Wednesday 16 March 2011

Overthinking a Phrase II

You ever see this show?

I watched it when I was younger because... it was on TV. That's all the excuse I needed. Watched a few soaps back in the day...

Anyway, the classic line is "Like sands through the hourglass, so are the days of our lives". Really? How much sand is that, then? First, how many days are we looking at? Taking the greatest scientific text of all, the bible, we get 70 days, according to Psalm 90:10. Multiplying by 365 (and adding in a splash for leap years), we get just over 25,500 days.

What about sand? Well, of course, it depends on the size of the hourglass and on the size of the sand. But let's take this answer. There are 5,000,000 grains in an hourglass. Hmm, rather more than days. 250,000 grains in a three minute timer... so, really, a 20 second timer would be more appropriate. That's, what... just over 110,000,000 seconds of our life compared to one second of the timer? Alternatively, if one grain in the hourglass was one day of our life, we should be living quite a bit longer...
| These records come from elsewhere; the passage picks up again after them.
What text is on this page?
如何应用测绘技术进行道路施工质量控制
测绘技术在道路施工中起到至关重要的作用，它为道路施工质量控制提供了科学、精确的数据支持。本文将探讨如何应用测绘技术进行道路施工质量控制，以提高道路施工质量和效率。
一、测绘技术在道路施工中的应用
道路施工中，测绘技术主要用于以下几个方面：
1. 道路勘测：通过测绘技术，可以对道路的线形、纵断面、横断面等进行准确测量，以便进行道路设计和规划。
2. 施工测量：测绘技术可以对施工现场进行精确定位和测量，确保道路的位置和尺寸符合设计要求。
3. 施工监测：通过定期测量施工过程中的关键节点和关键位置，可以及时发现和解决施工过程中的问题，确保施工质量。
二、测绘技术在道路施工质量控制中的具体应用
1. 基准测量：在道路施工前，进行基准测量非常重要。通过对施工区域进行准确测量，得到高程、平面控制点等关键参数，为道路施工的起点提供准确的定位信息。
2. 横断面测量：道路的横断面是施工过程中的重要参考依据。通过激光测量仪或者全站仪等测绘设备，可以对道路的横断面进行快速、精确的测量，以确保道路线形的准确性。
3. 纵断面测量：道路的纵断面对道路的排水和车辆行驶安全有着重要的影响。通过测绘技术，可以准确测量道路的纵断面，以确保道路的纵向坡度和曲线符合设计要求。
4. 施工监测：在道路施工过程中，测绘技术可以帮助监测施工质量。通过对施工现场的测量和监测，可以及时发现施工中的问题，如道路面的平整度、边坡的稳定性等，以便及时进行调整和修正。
You can see why people choose that metaphor, it's a finite amount, it dribbles away, can't be replenished, and then it is over. However, that's if you don't tip the hourglass over, so it's now horizontal. How many sand flows then? Or what if you smash the glass? Or up-end it, so sand flows the other way? Can you up-end your own life? Or how about if the hourglass is opened and more sand put in?

The phrase should be "Like sands through the hourglass that is fixed rigidly vertical and can't be tampered with, so are the days of our lives, assuming we live to 13,700 years old". Not quite as catchy.